Like I said, he understood me and just let me do my thing. Someone like him, someone like Quentin, someone like Mark, somebody like Roger Donaldson who I did Species and The Getaway with, you know, there are certain directors who look at you and don’t have to say anything. Because they know what you’re going to do, and they’re going to go let you do what you do and you know that they know so there isn’t a lot of conversation necessary. There isn’t any debating or contemplating going on. And that was with Olivier too, he just had that simplicity about him that we worked really well together. That picture, you know, they figured it was going to come out in the UK and that would be it. But it actually ended up coming over to America and getting released over here. They had a big premiere for it at Lincoln Center in New York and it did very well. Olivier flew to New York and we did a Q&A after the movie. I’d love to work with him again. I hope he calls me.

IFQ: Touching on Hell Ride before, you co-star in that with Dennis Hopper. What were your impressions of him as we recently interviewed him as well and he’s another actor who’s led a fascinating life and done so many things that most people don’t even realize, i.e. his art patronage, photography, etc.
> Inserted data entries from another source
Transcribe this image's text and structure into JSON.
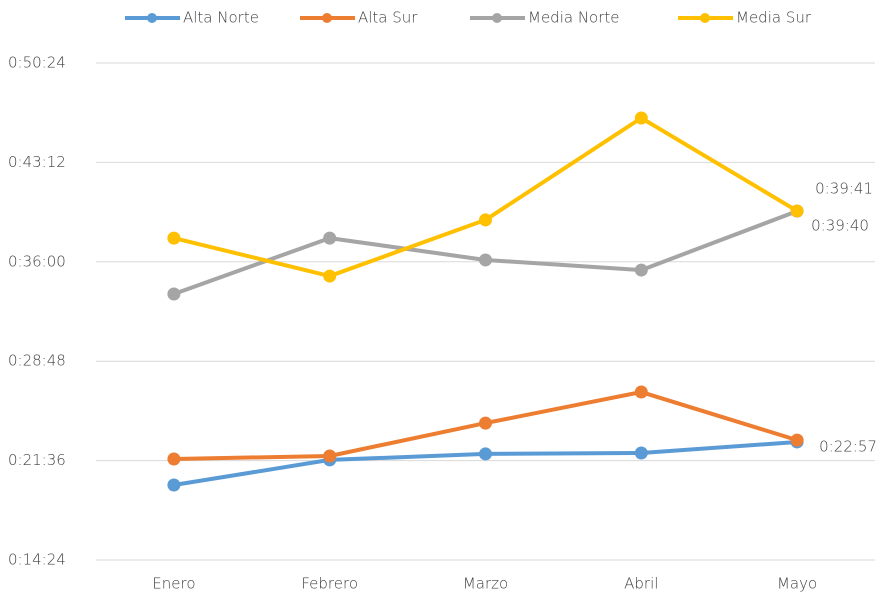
{
  "chart_data": {
    "type": "line",
    "categories": [
      "Enero",
      "Febrero",
      "Marzo",
      "Abril",
      "Mayo"
    ],
    "series": [
      {
        "name": "Alta Norte",
        "color": "#5b9bd5",
        "values": [
          1190,
          1299,
          1325,
          1329,
          1377
        ],
        "value_labels": [
          null,
          null,
          null,
          null,
          "0:22:57"
        ]
      },
      {
        "name": "Alta Sur",
        "color": "#ed7d31",
        "values": [
          1303,
          1316,
          1459,
          1594,
          1385
        ]
      },
      {
        "name": "Media Norte",
        "color": "#a5a5a5",
        "values": [
          2020,
          2263,
          2168,
          2124,
          2380
        ],
        "value_labels": [
          null,
          null,
          null,
          null,
          "0:39:40"
        ]
      },
      {
        "name": "Media Sur",
        "color": "#ffc000",
        "values": [
          2263,
          2098,
          2342,
          2785,
          2381
        ],
        "value_labels": [
          null,
          null,
          null,
          null,
          "0:39:41"
        ]
      }
    ],
    "ylim": [
      864,
      3024
    ],
    "yticks": [
      {
        "value": 864,
        "label": "0:14:24"
      },
      {
        "value": 1296,
        "label": "0:21:36"
      },
      {
        "value": 1728,
        "label": "0:28:48"
      },
      {
        "value": 2160,
        "label": "0:36:00"
      },
      {
        "value": 2592,
        "label": "0:43:12"
      },
      {
        "value": 3024,
        "label": "0:50:24"
      }
    ],
    "grid": true,
    "legend": "top"
  }
}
Plus he’s one of the easiest, most personable guys you’ll ever meet.

MM: Yeah, he’s pretty good that way but you gotta figure here’s a guy who rode around on motorcycles with Peter Fonda and now he’s in his 70s and he’s riding motorcycles down the street with me. I mean here’s a guy who was friends with James Dean. There are kids nowadays who don’t even know who James Dean is, they’ve never heard of him. I was on the set with these two girls who play my daughters on the movie I’m working on right now and one of them had never heard of The Godfather. The other one didn’t know who James Dean was, and one of them even went so far as to say “Brando? Is that that big guy? That old fat guy?” And you just go [laughs], “Oh no, oh my God.” There was a kid on the set and I told him that he reminded me of James Caan and he goes, “Who’s that?” And I said, “You don’t know who James Caan is?” He says no and I say, “OK, he played Sonny in The Godfather” to which he replies, “I didn’t see that one.” That one? [Laughs.]
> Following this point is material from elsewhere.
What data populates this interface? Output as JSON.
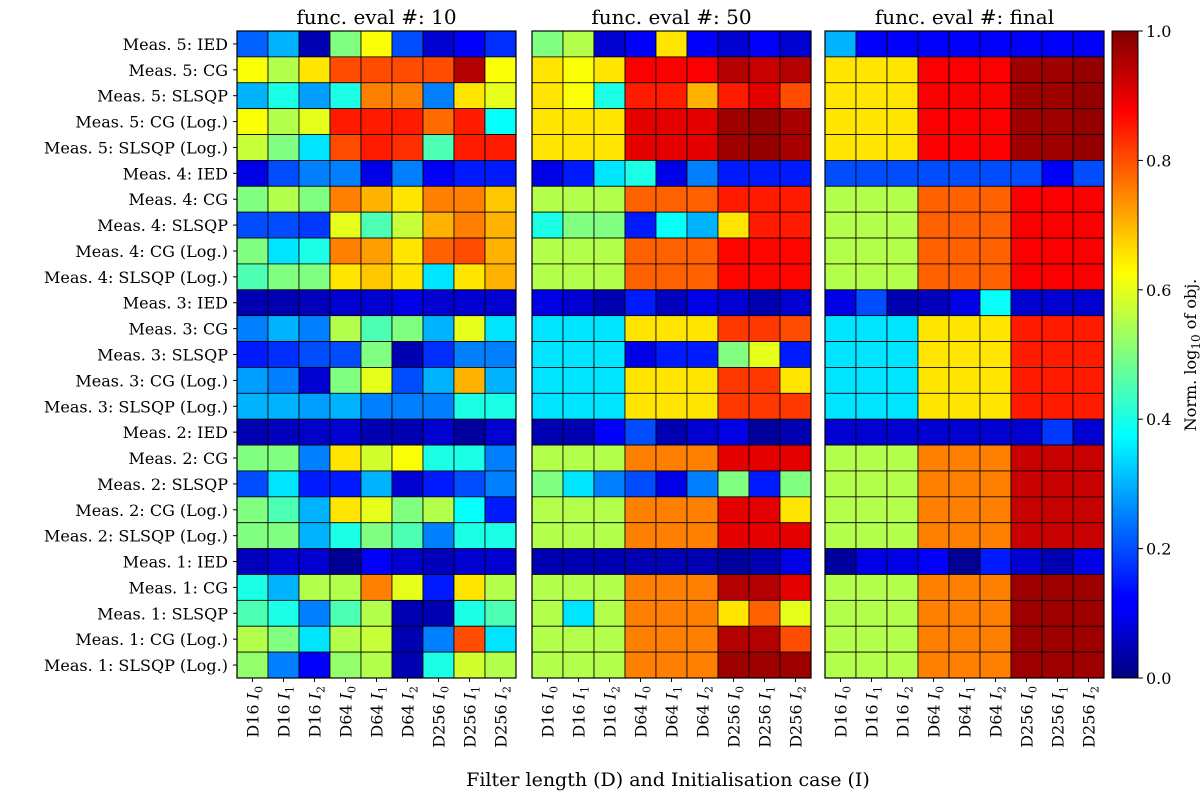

Here’s something funny that happened with me and Dennis. We were both up at Sundance where they were doing a screening for Hell Ride and went out to the lobby together. We were wandering around the lobby and I went to buy some popcorn. Dennis was in the men’s room; he came out and saw me and was like, “Hey you know I’m gonna get some of that.” I said OK, so he walks over and the guy gives my popcorn; I pay for it. Dennis asks, “Hey can I get one of those?” The guy goes yeah and he gives it to him then says, “OK, that’s four bucks.” And Dennis is like, “Four bucks for popcorn? Hey man, four bucks?” The guy says, “Yeah, well you know it’s four bucks for popcorn.” So Dennis gives him the four bucks and we both walk away and right as we walked off the kid who had just sold us the popcorn says to this other kid, “I heard that Dennis Hopper was supposed to be here tonight, has anybody seen him?” I turned around, walked back over to him and said, “What did you just say?” He says, “I heard Dennis Hopper is going to be here.” I said, “Pal, you know what? You just sold him the popcorn. Alright, what is wrong with you?” He says, “Oh, is that him?” to which I say, “Yeah man that was him.” The kid freaks out and says, “Holy Shit! Holy Shit! Oh man, tell him I’ll give him back the four dollars.” And I said [chuckles], “No man, it’s too late.” [Laughs.]
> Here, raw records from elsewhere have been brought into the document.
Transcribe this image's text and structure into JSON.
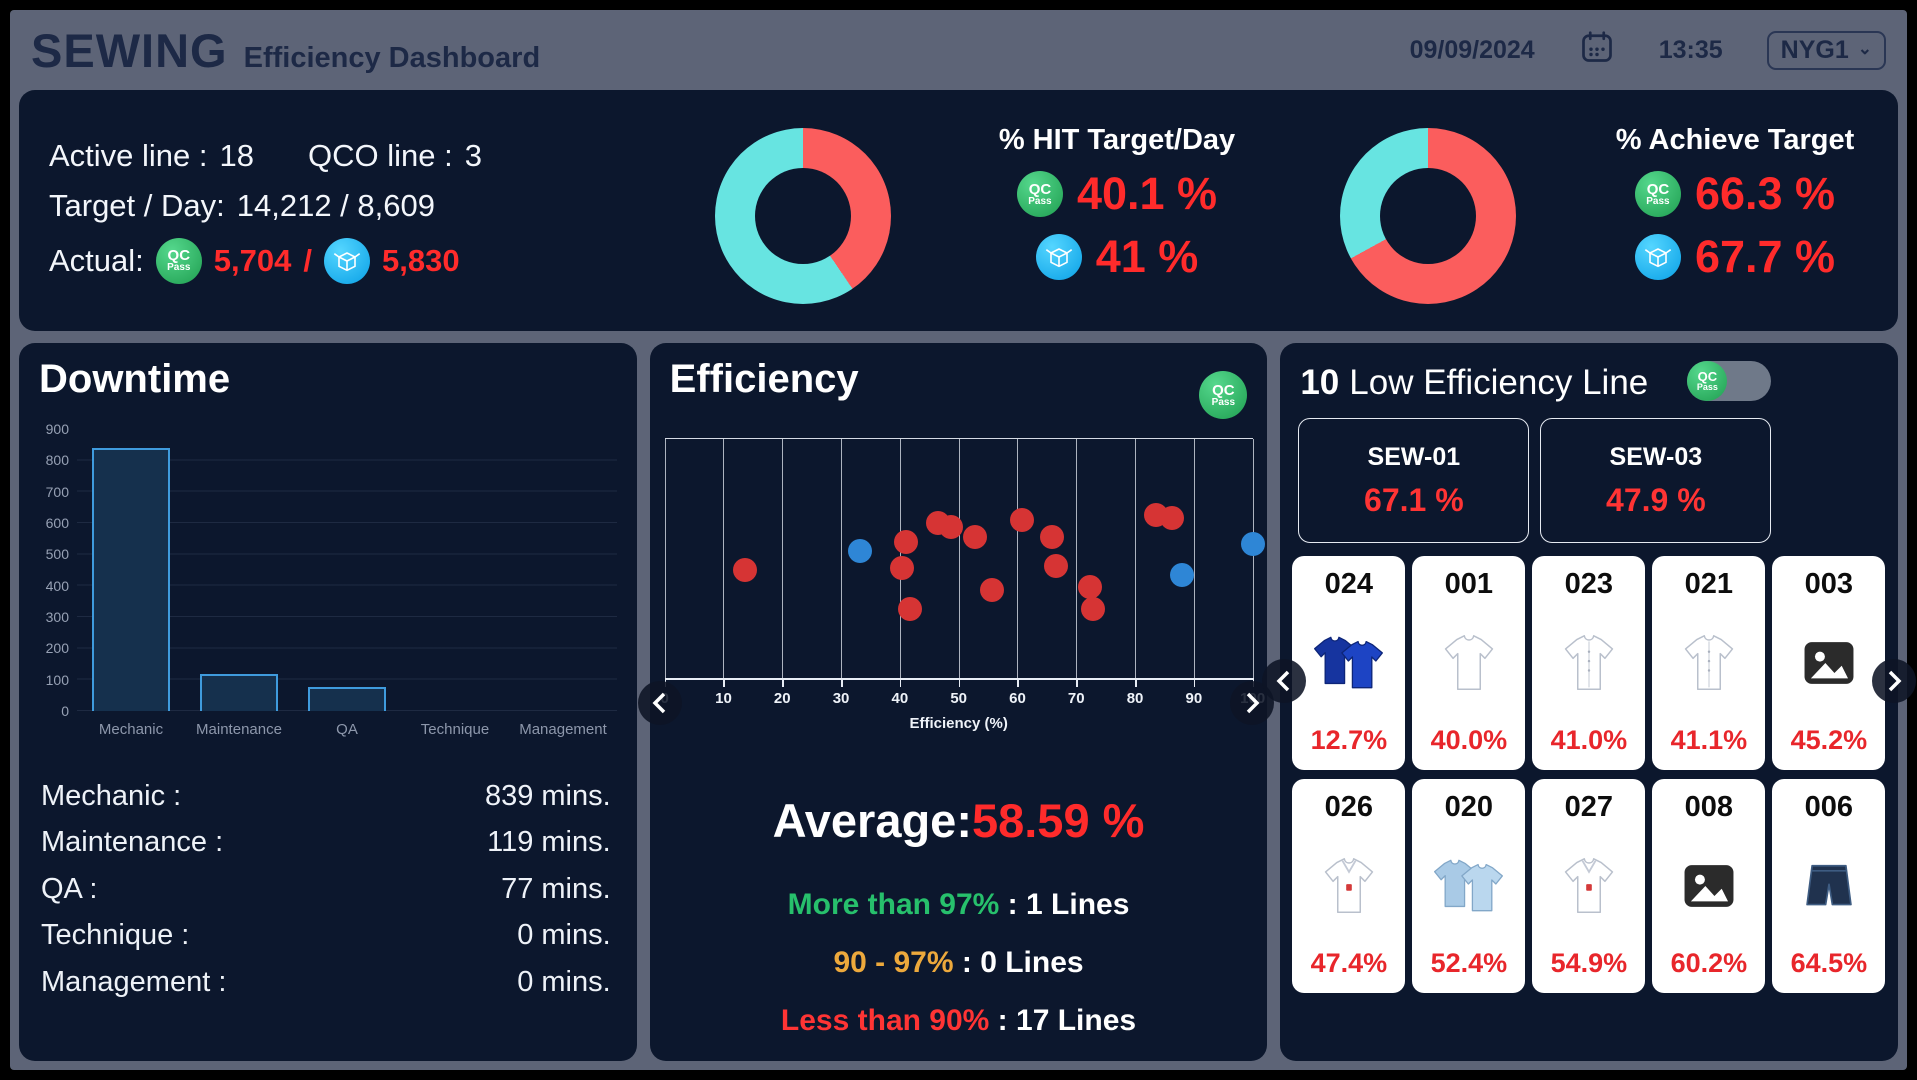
{
  "header": {
    "title": "SEWING",
    "subtitle": "Efficiency Dashboard",
    "date": "09/09/2024",
    "time": "13:35",
    "site": "NYG1",
    "site_caret": "⌄"
  },
  "summary": {
    "line1_label_a": "Active line :",
    "line1_value_a": "18",
    "line1_label_b": "QCO line :",
    "line1_value_b": "3",
    "line2_label": "Target / Day:",
    "line2_value": "14,212 / 8,609",
    "line3_label": "Actual:",
    "actual_qc": "5,704",
    "actual_sep": "/",
    "actual_pack": "5,830",
    "hit": {
      "title": "% HIT Target/Day",
      "qc_value": "40.1 %",
      "pack_value": "41 %"
    },
    "achieve": {
      "title": "% Achieve Target",
      "qc_value": "66.3 %",
      "pack_value": "67.7 %"
    }
  },
  "downtime": {
    "title": "Downtime",
    "rows": [
      {
        "label": "Mechanic :",
        "value": "839 mins."
      },
      {
        "label": "Maintenance :",
        "value": "119 mins."
      },
      {
        "label": "QA :",
        "value": "77 mins."
      },
      {
        "label": "Technique :",
        "value": "0 mins."
      },
      {
        "label": "Management :",
        "value": "0 mins."
      }
    ]
  },
  "efficiency": {
    "title": "Efficiency",
    "average_label": "Average:",
    "average_value": "58.59 %",
    "xlabel": "Efficiency (%)",
    "thresholds": [
      {
        "label": "More than 97%",
        "sep": " : ",
        "count": "1 Lines",
        "color": "#27c06c"
      },
      {
        "label": "90 - 97%",
        "sep": " : ",
        "count": "0 Lines",
        "color": "#eda93c"
      },
      {
        "label": "Less than 90%",
        "sep": " : ",
        "count": "17 Lines",
        "color": "#ff3434"
      }
    ]
  },
  "low_lines": {
    "count": "10",
    "title": "Low Efficiency Line",
    "boxes": [
      {
        "name": "SEW-01",
        "value": "67.1 %"
      },
      {
        "name": "SEW-03",
        "value": "47.9 %"
      }
    ],
    "cards": [
      {
        "code": "024",
        "pct": "12.7%",
        "icon": "tee2",
        "fill": "#16349f",
        "fill2": "#1d44c4",
        "stroke": "#0d2578"
      },
      {
        "code": "001",
        "pct": "40.0%",
        "icon": "tee",
        "fill": "#ffffff",
        "stroke": "#b9c0cc"
      },
      {
        "code": "023",
        "pct": "41.0%",
        "icon": "shirt",
        "fill": "#ffffff",
        "stroke": "#b9c0cc"
      },
      {
        "code": "021",
        "pct": "41.1%",
        "icon": "shirt",
        "fill": "#ffffff",
        "stroke": "#b9c0cc"
      },
      {
        "code": "003",
        "pct": "45.2%",
        "icon": "image"
      },
      {
        "code": "026",
        "pct": "47.4%",
        "icon": "vneck",
        "fill": "#ffffff",
        "stroke": "#b9c0cc"
      },
      {
        "code": "020",
        "pct": "52.4%",
        "icon": "tee2",
        "fill": "#a9cae6",
        "fill2": "#bad7ee",
        "stroke": "#82a7c8"
      },
      {
        "code": "027",
        "pct": "54.9%",
        "icon": "vneck",
        "fill": "#ffffff",
        "stroke": "#b9c0cc"
      },
      {
        "code": "008",
        "pct": "60.2%",
        "icon": "image"
      },
      {
        "code": "006",
        "pct": "64.5%",
        "icon": "shorts",
        "fill": "#20324e",
        "stroke": "#3e5c82"
      }
    ]
  },
  "icons": {
    "qc_badge_line1": "QC",
    "qc_badge_line2": "Pass"
  },
  "colors": {
    "accent_red": "#ff2b2b",
    "donut_red": "#fb5d5d",
    "donut_teal": "#67e4e1",
    "dot_red": "#d63434",
    "dot_blue": "#2e86d6",
    "card_pct_red": "#e8262b"
  },
  "chart_data": [
    {
      "id": "hit-donut",
      "type": "pie",
      "title": "% HIT Target/Day",
      "slices": [
        {
          "label": "hit",
          "value": 40.5,
          "color": "#fb5d5d"
        },
        {
          "label": "remaining",
          "value": 59.5,
          "color": "#67e4e1"
        }
      ]
    },
    {
      "id": "achieve-donut",
      "type": "pie",
      "title": "% Achieve Target",
      "slices": [
        {
          "label": "achieved",
          "value": 67,
          "color": "#fb5d5d"
        },
        {
          "label": "remaining",
          "value": 33,
          "color": "#67e4e1"
        }
      ]
    },
    {
      "id": "downtime-bar",
      "type": "bar",
      "title": "Downtime",
      "categories": [
        "Mechanic",
        "Maintenance",
        "QA",
        "Technique",
        "Management"
      ],
      "values": [
        839,
        119,
        77,
        0,
        0
      ],
      "unit": "mins",
      "ylim": [
        0,
        900
      ],
      "ytick_step": 100,
      "bar_fill": "#15304d",
      "bar_border": "#3f9bdd"
    },
    {
      "id": "efficiency-scatter",
      "type": "scatter",
      "xlabel": "Efficiency (%)",
      "xlim": [
        0,
        100
      ],
      "xtick_step": 10,
      "average": 58.59,
      "y_note": "y is visual jitter only, fraction of plot height from top",
      "series": [
        {
          "name": "lines",
          "color": "#d63434",
          "points": [
            {
              "x": 13.6,
              "y": 0.55
            },
            {
              "x": 40.4,
              "y": 0.54
            },
            {
              "x": 41.0,
              "y": 0.43
            },
            {
              "x": 41.8,
              "y": 0.71
            },
            {
              "x": 46.5,
              "y": 0.35
            },
            {
              "x": 48.7,
              "y": 0.37
            },
            {
              "x": 52.8,
              "y": 0.41
            },
            {
              "x": 55.6,
              "y": 0.63
            },
            {
              "x": 60.8,
              "y": 0.34
            },
            {
              "x": 65.9,
              "y": 0.41
            },
            {
              "x": 66.6,
              "y": 0.53
            },
            {
              "x": 72.3,
              "y": 0.62
            },
            {
              "x": 72.8,
              "y": 0.71
            },
            {
              "x": 83.5,
              "y": 0.32
            },
            {
              "x": 86.2,
              "y": 0.33
            }
          ]
        },
        {
          "name": "qco-lines",
          "color": "#2e86d6",
          "points": [
            {
              "x": 33.2,
              "y": 0.47
            },
            {
              "x": 88.0,
              "y": 0.57
            },
            {
              "x": 100,
              "y": 0.44
            }
          ]
        }
      ]
    }
  ]
}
IFQ: That’s why it’s hard to really talk movies with people these days. There’s just so much that people never see or learn about and then you end up with situations like that.

MM: Robert Mitchum, right before he died, in one of his last interviews that I read in a magazine, they asked him to sum up his career. And he said, “Acting is a humiliating and embarrassing profession. They pay you to do nothing and in the end, it all means nothing.” [Laughs.] What a parting statement, you know?